Tuesday, August 30, 2016

Sounding Board

I need to vent! I would like to be heard, but will you listen? You did not yesterday. My goodness, a health care provider refusing to help me because  if what it looks like for you and your precious record. Yet do you consider what it feels like for me, around the clock in a 24 hour period, to only begin again the next hour. Yes, you considered it and then proceeded to tell me that you did not believe the diagnosis and thought it be be psychosomatic. You actually said that! Well, thanks again. I had another horrific evening and night, and I'm up this A.M. still jerking, which you think in your own understand, which is little to none in this matter that talking with someone my seizures would just go away. Are You Crazy?  I know, I'm not.  You say I am! Ther nerve of you.

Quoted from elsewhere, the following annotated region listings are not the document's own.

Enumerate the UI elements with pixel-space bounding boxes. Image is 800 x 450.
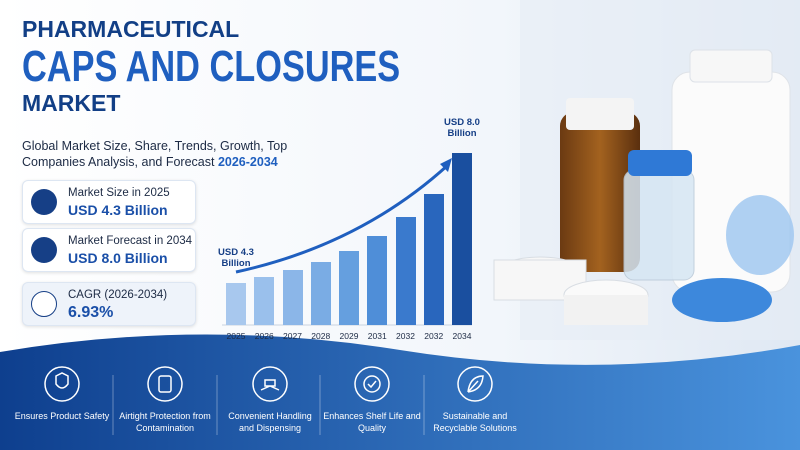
x-tick-label: 2032 <box>424 331 444 341</box>
feature-label: Ensures Product Safety <box>14 411 110 421</box>
x-tick-label: 2027 <box>283 331 302 341</box>
stat-value: USD 8.0 Billion <box>68 250 168 266</box>
subtitle: Global Market Size, Share, Trends, Growt… <box>22 138 352 170</box>
x-tick-label: 2026 <box>254 331 274 341</box>
feature-label: Convenient Handling and Dispensing <box>228 411 312 433</box>
stat-card: CAGR (2026-2034) 6.93% <box>22 282 196 326</box>
bar <box>254 276 275 325</box>
x-tick-label: 2032 <box>396 331 415 341</box>
feature-label: Enhances Shelf Life and Quality <box>323 411 421 433</box>
bar <box>282 269 303 325</box>
stat-label: Market Forecast in 2034 <box>68 235 193 247</box>
bar <box>226 282 246 325</box>
bar <box>395 216 416 325</box>
subtitle-text: Global Market Size, Share, Trends, Growt… <box>22 139 288 169</box>
value-label: USD 4.3 Billion <box>218 246 254 269</box>
x-tick-label: 2025 <box>226 331 246 341</box>
x-tick-label: 2034 <box>452 331 472 341</box>
feature-label: Airtight Protection from Contamination <box>119 411 211 433</box>
value-label: USD 8.0 Billion <box>444 117 480 139</box>
stat-card: Market Forecast in 2034 USD 8.0 Billion <box>22 228 196 272</box>
x-tick-label: 2031 <box>367 331 387 341</box>
bar <box>339 250 359 325</box>
x-tick-label: 2028 <box>311 331 331 341</box>
stat-card: Market Size in 2025 USD 4.3 Billion <box>22 180 196 224</box>
title-line: MARKET <box>22 90 121 116</box>
feature-label: Sustainable and Recyclable Solutions <box>433 411 517 433</box>
subtitle-highlight: 2026-2034 <box>217 155 278 169</box>
stat-label: CAGR (2026-2034) <box>68 289 168 301</box>
title-line: PHARMACEUTICAL <box>22 16 240 42</box>
stat-label: Market Size in 2025 <box>68 187 170 199</box>
x-tick-label: 2029 <box>339 331 359 341</box>
bar <box>452 153 472 325</box>
stat-value: 6.93% <box>68 304 114 321</box>
bar <box>367 235 388 325</box>
stat-value: USD 4.3 Billion <box>68 202 168 218</box>
title-main: CAPS AND CLOSURES <box>22 42 401 91</box>
bar <box>310 261 331 325</box>
bar <box>423 194 444 325</box>
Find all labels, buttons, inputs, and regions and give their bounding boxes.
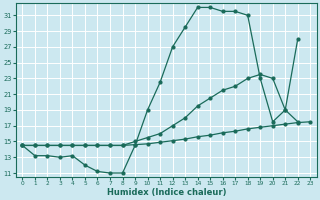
X-axis label: Humidex (Indice chaleur): Humidex (Indice chaleur) (107, 188, 226, 197)
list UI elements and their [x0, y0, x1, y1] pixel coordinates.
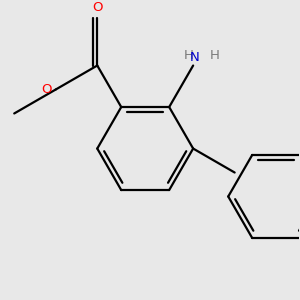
Text: H: H	[183, 49, 193, 62]
Text: O: O	[92, 1, 103, 14]
Text: H: H	[209, 49, 219, 62]
Text: N: N	[190, 51, 200, 64]
Text: O: O	[41, 83, 52, 96]
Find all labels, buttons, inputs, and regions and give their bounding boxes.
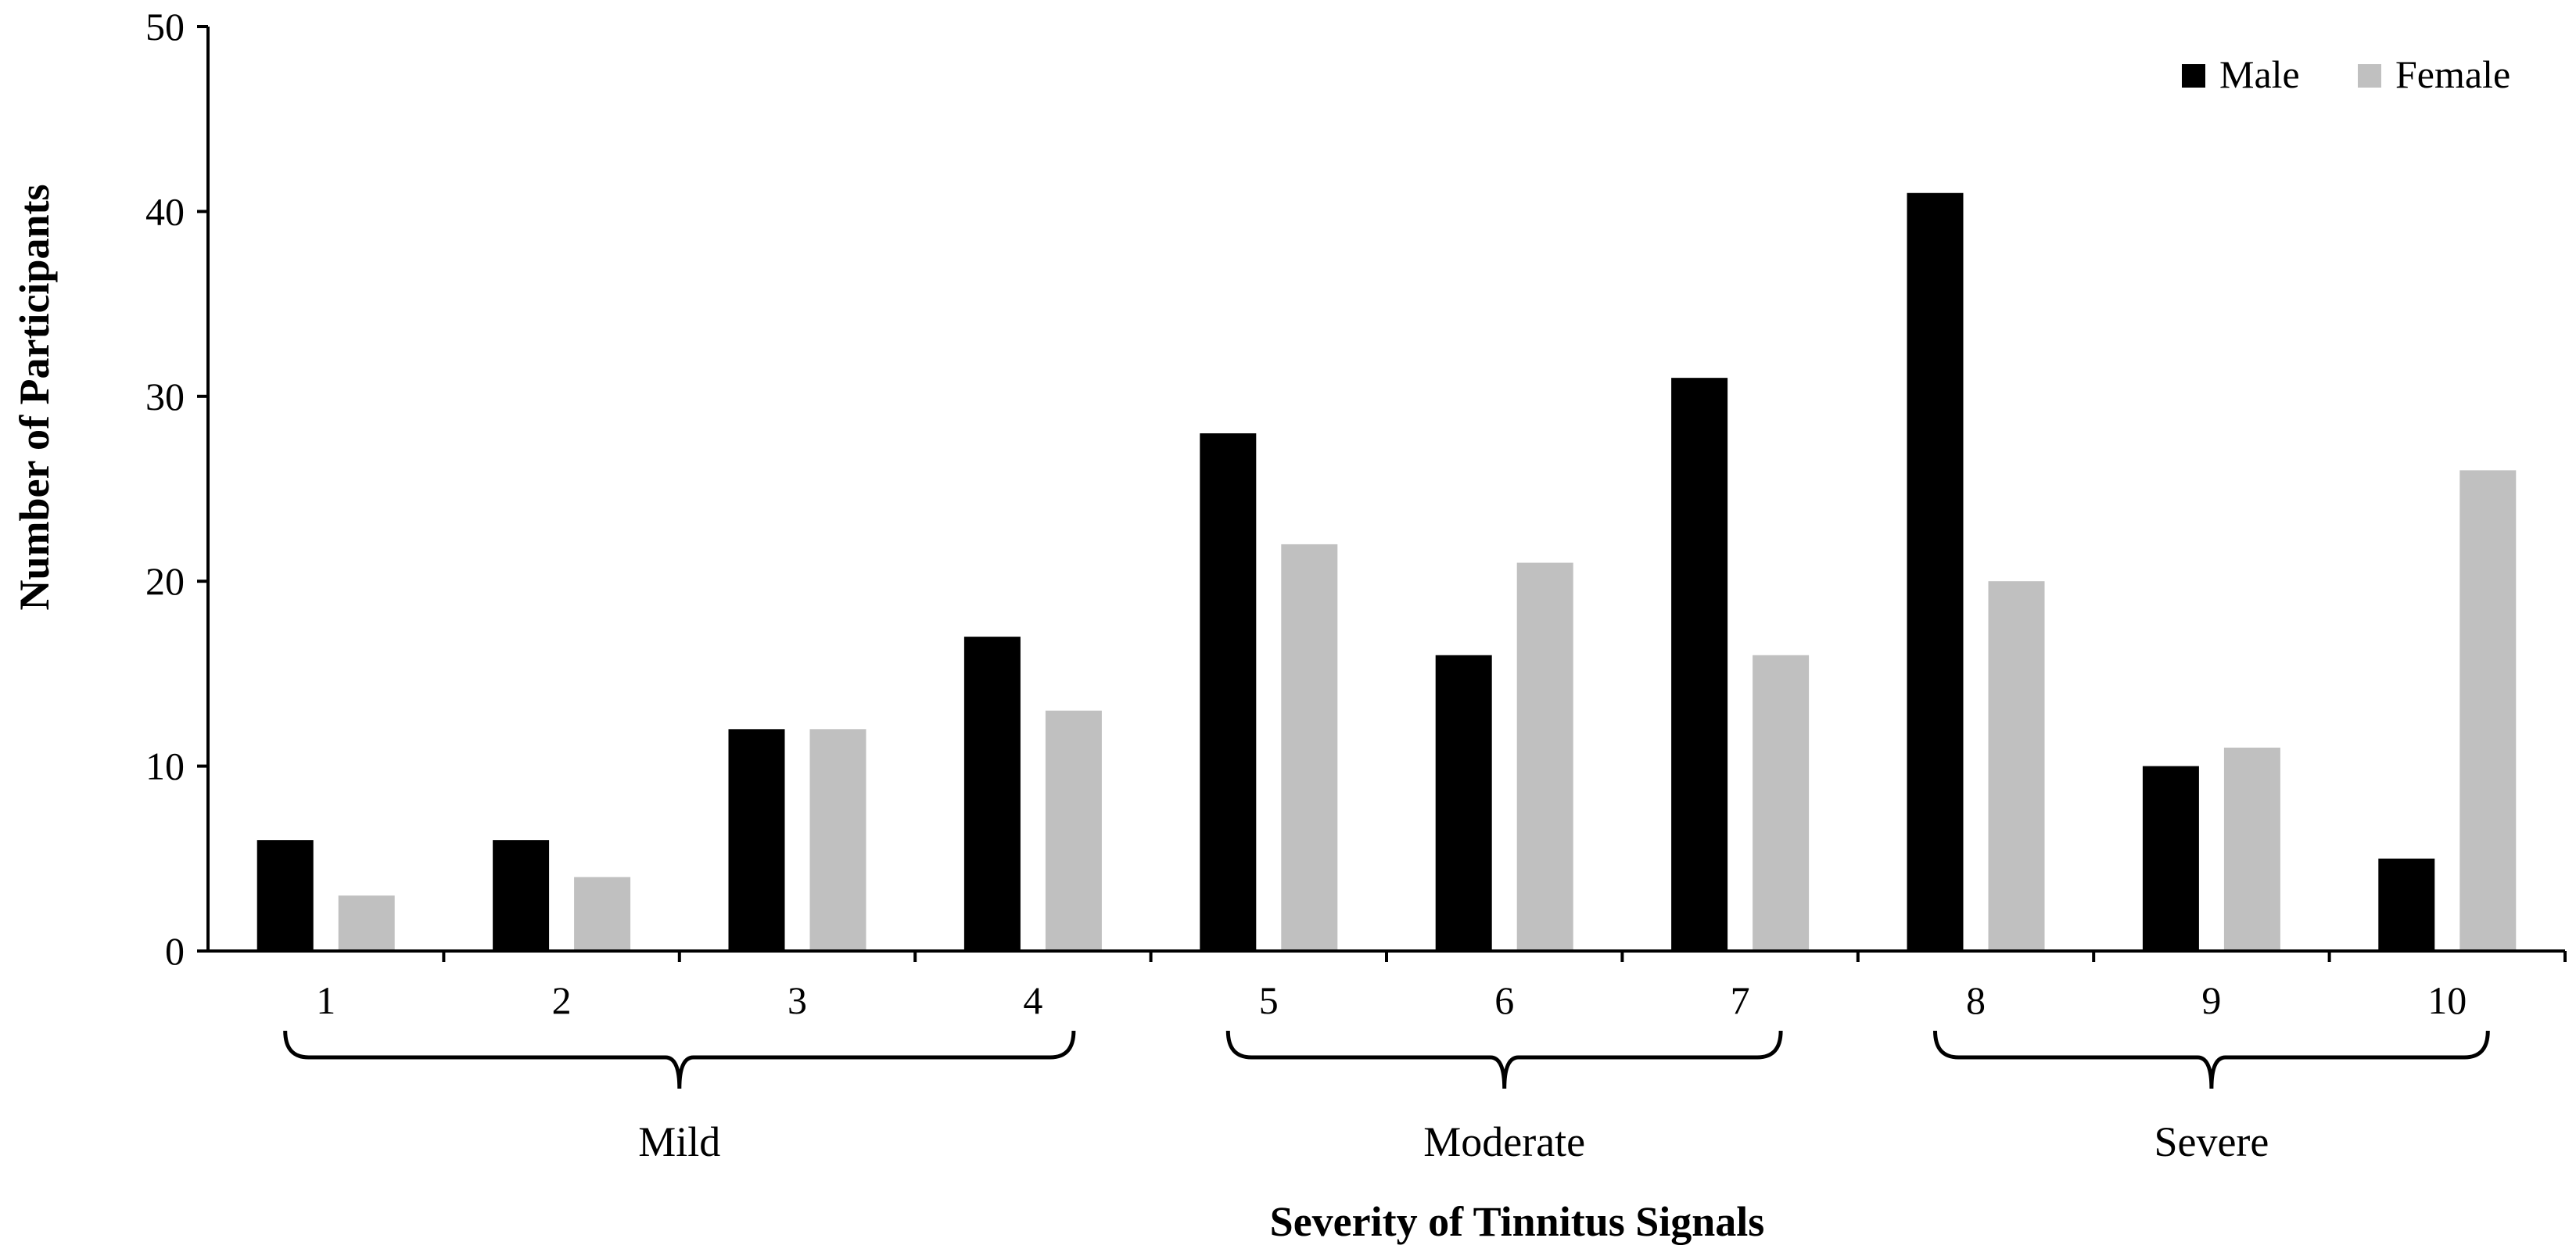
group-label-severe: Severe — [2154, 1118, 2269, 1165]
y-tick-label: 0 — [165, 929, 185, 973]
bar-male-5 — [1200, 433, 1257, 951]
y-axis-ticks: 0 10 20 30 40 50 — [145, 5, 208, 973]
bar-male-9 — [2142, 766, 2199, 951]
bar-male-10 — [2378, 858, 2435, 951]
bar-female-1 — [338, 895, 395, 951]
x-axis-ticks: 1 2 3 4 5 6 7 8 9 10 — [316, 951, 2567, 1022]
bar-male-4 — [963, 637, 1021, 951]
x-tick-label: 10 — [2427, 978, 2467, 1022]
y-tick-label: 30 — [145, 375, 185, 418]
bar-male-7 — [1671, 378, 1728, 951]
bar-female-6 — [1516, 562, 1573, 951]
bar-female-4 — [1045, 710, 1102, 951]
y-tick-label: 50 — [145, 5, 185, 48]
bar-female-2 — [574, 877, 631, 951]
x-tick-label: 2 — [552, 978, 572, 1022]
bar-male-8 — [1907, 192, 1964, 951]
x-tick-label: 9 — [2201, 978, 2221, 1022]
x-tick-label: 5 — [1259, 978, 1279, 1022]
group-brace-moderate — [1225, 1030, 1783, 1089]
bar-female-3 — [809, 729, 866, 951]
group-braces: Mild Moderate Severe — [283, 1030, 2490, 1165]
group-label-moderate: Moderate — [1423, 1118, 1585, 1165]
y-axis-title: Number of Participants — [11, 185, 58, 611]
x-tick-label: 4 — [1023, 978, 1042, 1022]
x-tick-label: 6 — [1494, 978, 1514, 1022]
y-tick-label: 20 — [145, 559, 185, 603]
legend-swatch-male — [2182, 64, 2205, 88]
bar-female-5 — [1281, 544, 1338, 951]
bar-male-2 — [493, 840, 550, 951]
bar-male-1 — [257, 840, 314, 951]
legend-label-female: Female — [2395, 52, 2510, 96]
group-label-mild: Mild — [638, 1118, 720, 1165]
group-brace-mild — [283, 1030, 1076, 1089]
bar-male-3 — [728, 729, 785, 951]
y-tick-label: 10 — [145, 745, 185, 788]
bar-female-8 — [1988, 581, 2045, 951]
bar-female-10 — [2459, 470, 2517, 951]
legend-label-male: Male — [2219, 52, 2300, 96]
bar-female-9 — [2223, 747, 2280, 951]
bar-male-6 — [1435, 655, 1492, 951]
legend: Male Female — [2182, 52, 2510, 96]
legend-swatch-female — [2358, 64, 2381, 88]
x-tick-label: 7 — [1731, 978, 1750, 1022]
x-axis-title: Severity of Tinnitus Signals — [1270, 1198, 1765, 1245]
group-brace-severe — [1933, 1030, 2490, 1089]
x-tick-label: 3 — [788, 978, 807, 1022]
x-tick-label: 1 — [316, 978, 335, 1022]
bars-layer — [257, 192, 2517, 951]
bar-female-7 — [1753, 655, 1810, 951]
y-tick-label: 40 — [145, 189, 185, 233]
axes-layer — [206, 27, 2565, 953]
x-tick-label: 8 — [1966, 978, 1986, 1022]
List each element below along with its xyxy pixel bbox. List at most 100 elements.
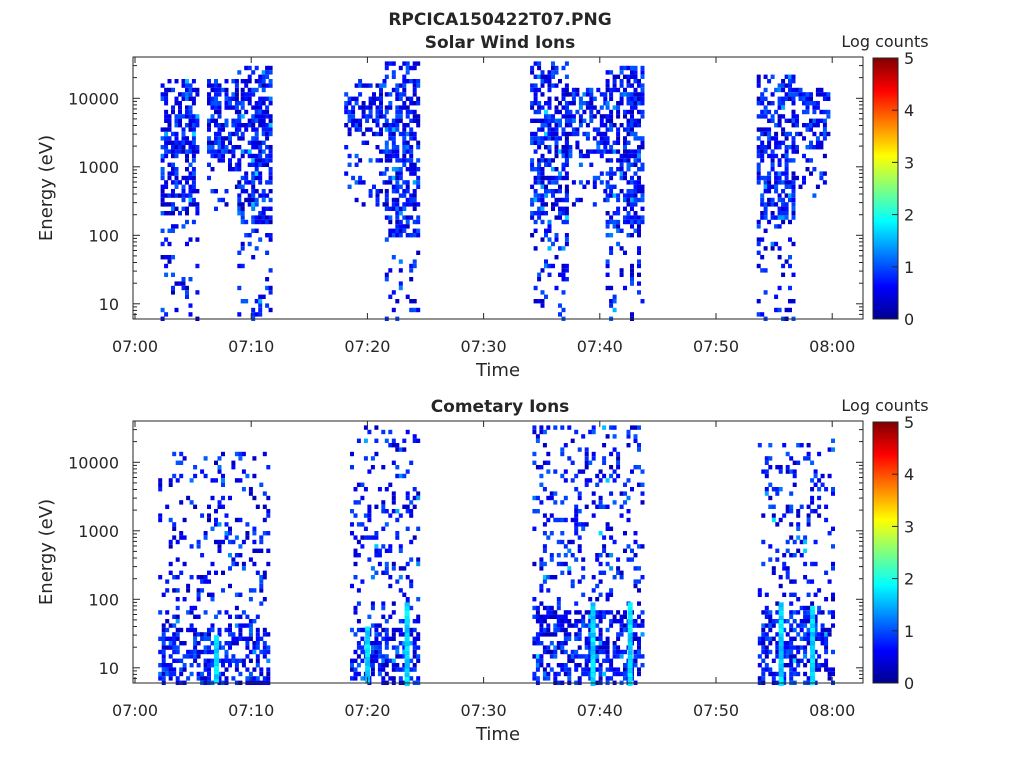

I can't believe I sat in your office with you telling me this stuff.  I sure hope you feel real protected in not helping a patient that needed your help, but you refused.  Really I wish you had to spend your nights and days just like I do, in REAL pain and no one to help. You deserve it. Someday it will come around. Got to find a new doctor. And as you left the room, you said, "I'm not trying to hurt you!" Well you did! I hope you didn't sleep feeling your quilt. And hope you can't sleep the next and the next. Am I angry? Yes, I can't continue like this, but you said No, I can't,  I won't help you.